The last I heard, Shelton's given up being Cornelius the Magnificent. He's pirated a self-teaching law course, and he's hoping to learn enough to take on the Rasmussem Corporation.
I say "the last I heard" because—between going back and forth to the hospital with my dad while Mom was there, and helping her get around now that she's home—I haven't seen too much of him lately.
The old group has pretty much fallen apart.
Dominic, a.k.a. Nocona, hung around until the ambulance picked my mother up, but he didn't say much. Two days later he came up to me in school and said, "I'm glad your mother's going to be OK."
"Thank—" I started.
"But I hope a truck runs over your face," he finished.
I've seen him in the halls since, but he won't talk to me.
Cleveland—Feordin—has dropped out of the group, too. His parents heard about what happened, and now he isn't allowed to play with us.
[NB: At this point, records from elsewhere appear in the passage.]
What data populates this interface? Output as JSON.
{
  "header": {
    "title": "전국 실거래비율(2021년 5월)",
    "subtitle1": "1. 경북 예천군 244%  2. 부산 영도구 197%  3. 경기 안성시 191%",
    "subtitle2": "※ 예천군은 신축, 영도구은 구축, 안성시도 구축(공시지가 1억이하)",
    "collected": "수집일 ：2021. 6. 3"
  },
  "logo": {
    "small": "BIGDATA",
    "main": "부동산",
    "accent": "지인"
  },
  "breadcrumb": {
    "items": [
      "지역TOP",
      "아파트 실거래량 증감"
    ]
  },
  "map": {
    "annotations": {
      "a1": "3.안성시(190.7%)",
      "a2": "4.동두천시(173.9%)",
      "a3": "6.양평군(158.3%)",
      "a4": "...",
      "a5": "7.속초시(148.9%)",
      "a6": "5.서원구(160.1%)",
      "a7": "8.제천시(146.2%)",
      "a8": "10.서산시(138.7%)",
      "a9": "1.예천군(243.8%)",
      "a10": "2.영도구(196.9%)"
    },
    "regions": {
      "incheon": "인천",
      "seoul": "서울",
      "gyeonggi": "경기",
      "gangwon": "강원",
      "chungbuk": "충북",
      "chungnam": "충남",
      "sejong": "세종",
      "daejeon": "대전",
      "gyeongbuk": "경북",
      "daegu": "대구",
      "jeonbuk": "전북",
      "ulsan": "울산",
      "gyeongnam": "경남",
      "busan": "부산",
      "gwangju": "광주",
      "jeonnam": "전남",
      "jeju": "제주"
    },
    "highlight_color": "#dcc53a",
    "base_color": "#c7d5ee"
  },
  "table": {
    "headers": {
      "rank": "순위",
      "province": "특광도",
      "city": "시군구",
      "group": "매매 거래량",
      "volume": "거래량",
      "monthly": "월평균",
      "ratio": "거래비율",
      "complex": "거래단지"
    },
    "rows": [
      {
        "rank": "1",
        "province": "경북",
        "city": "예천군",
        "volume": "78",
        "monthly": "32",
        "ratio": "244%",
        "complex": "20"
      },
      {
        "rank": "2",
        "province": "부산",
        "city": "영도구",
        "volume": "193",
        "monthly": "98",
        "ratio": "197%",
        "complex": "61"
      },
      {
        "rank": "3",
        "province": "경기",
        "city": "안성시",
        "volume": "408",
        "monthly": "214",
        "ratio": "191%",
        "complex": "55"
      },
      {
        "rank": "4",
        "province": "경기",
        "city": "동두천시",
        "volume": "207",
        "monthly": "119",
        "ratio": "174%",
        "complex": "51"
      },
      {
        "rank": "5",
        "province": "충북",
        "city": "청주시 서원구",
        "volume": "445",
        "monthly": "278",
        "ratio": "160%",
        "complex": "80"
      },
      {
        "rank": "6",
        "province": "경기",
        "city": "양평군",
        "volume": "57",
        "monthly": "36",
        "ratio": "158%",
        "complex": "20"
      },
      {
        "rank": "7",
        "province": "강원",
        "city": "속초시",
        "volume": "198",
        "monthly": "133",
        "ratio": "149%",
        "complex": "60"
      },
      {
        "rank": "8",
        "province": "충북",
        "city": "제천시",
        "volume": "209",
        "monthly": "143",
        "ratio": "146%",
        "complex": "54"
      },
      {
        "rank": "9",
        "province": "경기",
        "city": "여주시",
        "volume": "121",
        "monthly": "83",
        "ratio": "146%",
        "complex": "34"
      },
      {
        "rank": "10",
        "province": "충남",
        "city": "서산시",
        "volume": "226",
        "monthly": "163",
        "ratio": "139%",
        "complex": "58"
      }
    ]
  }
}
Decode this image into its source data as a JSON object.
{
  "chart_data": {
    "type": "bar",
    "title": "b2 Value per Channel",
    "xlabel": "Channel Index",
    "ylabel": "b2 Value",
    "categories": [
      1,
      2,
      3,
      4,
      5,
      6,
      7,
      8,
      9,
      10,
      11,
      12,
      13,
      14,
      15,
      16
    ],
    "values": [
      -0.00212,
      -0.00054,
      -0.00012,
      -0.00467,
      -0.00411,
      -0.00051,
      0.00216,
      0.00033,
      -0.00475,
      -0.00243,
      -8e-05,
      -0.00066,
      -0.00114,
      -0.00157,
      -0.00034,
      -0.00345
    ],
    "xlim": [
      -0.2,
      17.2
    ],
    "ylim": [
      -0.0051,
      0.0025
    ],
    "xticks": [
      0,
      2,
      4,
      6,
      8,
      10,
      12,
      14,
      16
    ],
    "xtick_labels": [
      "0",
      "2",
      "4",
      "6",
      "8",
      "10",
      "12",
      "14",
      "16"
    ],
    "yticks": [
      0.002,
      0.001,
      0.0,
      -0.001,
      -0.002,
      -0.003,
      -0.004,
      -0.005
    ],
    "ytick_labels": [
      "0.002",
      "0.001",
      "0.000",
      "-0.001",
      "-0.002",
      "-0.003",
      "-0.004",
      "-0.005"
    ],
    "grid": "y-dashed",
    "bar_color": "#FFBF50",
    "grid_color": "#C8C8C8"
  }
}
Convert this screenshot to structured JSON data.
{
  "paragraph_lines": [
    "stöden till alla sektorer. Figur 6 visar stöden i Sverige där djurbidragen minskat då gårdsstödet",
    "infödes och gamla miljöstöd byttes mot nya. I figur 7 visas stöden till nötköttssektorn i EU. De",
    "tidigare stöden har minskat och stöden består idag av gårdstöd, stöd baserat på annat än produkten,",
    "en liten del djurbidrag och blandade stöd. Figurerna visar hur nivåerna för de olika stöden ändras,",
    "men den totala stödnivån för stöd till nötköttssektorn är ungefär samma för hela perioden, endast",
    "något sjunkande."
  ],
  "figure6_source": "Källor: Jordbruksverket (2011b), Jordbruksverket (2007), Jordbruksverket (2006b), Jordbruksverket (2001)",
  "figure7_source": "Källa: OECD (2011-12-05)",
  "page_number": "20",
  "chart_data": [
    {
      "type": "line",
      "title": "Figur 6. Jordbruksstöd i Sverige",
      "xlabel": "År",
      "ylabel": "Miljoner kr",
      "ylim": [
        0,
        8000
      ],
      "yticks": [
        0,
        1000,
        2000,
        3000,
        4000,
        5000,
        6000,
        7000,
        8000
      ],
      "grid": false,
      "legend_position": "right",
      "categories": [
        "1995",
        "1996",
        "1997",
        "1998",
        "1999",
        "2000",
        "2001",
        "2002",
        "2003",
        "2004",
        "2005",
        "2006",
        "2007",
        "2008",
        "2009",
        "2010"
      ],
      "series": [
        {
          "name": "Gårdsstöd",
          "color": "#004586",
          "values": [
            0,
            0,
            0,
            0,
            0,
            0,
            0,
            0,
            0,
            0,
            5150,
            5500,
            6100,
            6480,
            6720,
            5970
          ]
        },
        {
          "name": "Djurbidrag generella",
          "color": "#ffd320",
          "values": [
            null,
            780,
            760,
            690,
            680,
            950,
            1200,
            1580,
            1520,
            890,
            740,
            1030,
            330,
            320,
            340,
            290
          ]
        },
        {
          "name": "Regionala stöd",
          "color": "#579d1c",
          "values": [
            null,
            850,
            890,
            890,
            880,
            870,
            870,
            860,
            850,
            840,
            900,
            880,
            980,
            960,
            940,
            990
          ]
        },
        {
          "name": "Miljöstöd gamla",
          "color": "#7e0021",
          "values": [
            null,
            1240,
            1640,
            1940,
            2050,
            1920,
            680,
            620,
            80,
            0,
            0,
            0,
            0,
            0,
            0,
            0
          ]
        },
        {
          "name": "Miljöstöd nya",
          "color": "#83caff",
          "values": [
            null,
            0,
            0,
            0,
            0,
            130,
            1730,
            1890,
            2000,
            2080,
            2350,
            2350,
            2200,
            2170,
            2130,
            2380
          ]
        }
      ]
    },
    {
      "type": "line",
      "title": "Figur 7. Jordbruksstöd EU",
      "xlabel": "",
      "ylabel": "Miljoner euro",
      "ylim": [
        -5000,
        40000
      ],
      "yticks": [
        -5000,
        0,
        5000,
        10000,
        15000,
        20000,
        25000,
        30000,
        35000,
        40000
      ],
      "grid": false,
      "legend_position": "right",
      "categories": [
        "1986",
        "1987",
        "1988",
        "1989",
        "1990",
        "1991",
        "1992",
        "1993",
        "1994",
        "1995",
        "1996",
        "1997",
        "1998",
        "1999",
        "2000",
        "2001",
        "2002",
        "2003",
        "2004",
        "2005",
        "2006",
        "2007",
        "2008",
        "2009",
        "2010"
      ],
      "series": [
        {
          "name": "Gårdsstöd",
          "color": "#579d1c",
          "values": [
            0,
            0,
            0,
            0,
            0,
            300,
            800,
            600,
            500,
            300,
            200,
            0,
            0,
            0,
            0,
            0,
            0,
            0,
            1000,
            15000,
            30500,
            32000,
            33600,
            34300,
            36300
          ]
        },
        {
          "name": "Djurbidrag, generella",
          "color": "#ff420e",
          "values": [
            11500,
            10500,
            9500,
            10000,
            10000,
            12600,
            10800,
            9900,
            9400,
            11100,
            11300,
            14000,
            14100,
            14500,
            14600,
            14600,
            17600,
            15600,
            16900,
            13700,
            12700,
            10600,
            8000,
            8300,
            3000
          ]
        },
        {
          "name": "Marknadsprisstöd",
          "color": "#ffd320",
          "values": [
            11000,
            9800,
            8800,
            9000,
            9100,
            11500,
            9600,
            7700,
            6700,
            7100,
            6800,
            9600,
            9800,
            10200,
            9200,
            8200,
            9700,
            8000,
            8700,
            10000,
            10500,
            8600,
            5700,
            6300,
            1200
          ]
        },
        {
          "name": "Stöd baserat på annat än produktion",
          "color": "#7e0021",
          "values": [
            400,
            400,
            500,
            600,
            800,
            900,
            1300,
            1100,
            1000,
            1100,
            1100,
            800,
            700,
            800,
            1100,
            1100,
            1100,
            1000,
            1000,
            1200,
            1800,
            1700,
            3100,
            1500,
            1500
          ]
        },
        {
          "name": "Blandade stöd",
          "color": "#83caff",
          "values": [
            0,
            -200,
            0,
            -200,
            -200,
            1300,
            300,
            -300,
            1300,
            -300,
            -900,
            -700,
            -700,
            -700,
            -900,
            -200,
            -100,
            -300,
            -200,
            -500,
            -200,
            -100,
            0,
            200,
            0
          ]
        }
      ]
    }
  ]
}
They say we're too rough a crowd.
Noah and Dawn Marie are into bigger and better things than Maid Marian and Robin of Sherwood. They're running for Student Council, and they're running, of course, as a team. Instead of calling themselves candidates for president and vice president, they're running as co-chairpersons one and two. Best of luck.
Giannine—Thea—I see every day because we're in all the same classes. Today she walked up to me and said, "Boy, you really made me crazy during that game. Always showing me up. Always being in the forefront of the action. Always knowing the right answers, knowing what to say and do."
Me?
"I kept trying to compete with you, and I kept falling on my face."
Her?
"I was really getting to hate you," she said. "But I've been watching you the last couple weeks, taking care of your mom and all. You're not really a bad guy after all."
Ah ... thanks. I think.
I was about to try to put into words how I felt I'd been given a second chance, which is kind of hokey and I probably would have regretted it later, so it was a good thing she interrupted, saying, "I'm impressed to see sensitivity and nurturing from a fourteen-year-old male." She said it the same way you might say "from a green-tentacled creature from outer space."
My palms were beginning to get sweaty.
"So," she said, "wanna go to the school dance with me?"
"Noooo," I said slowly, "I don't think so."
"Arm wrestle you for it?"
"I don't think my parents would like me arm wrestling with a girl," I explained.
She hesitated, as though thinking. "Play you a game of cards. You win and I'll do tonight's math homework for you. I win and you'll take me to the dance."
What can I say?
How was I to know she'd been getting lessons from Dawn Marie?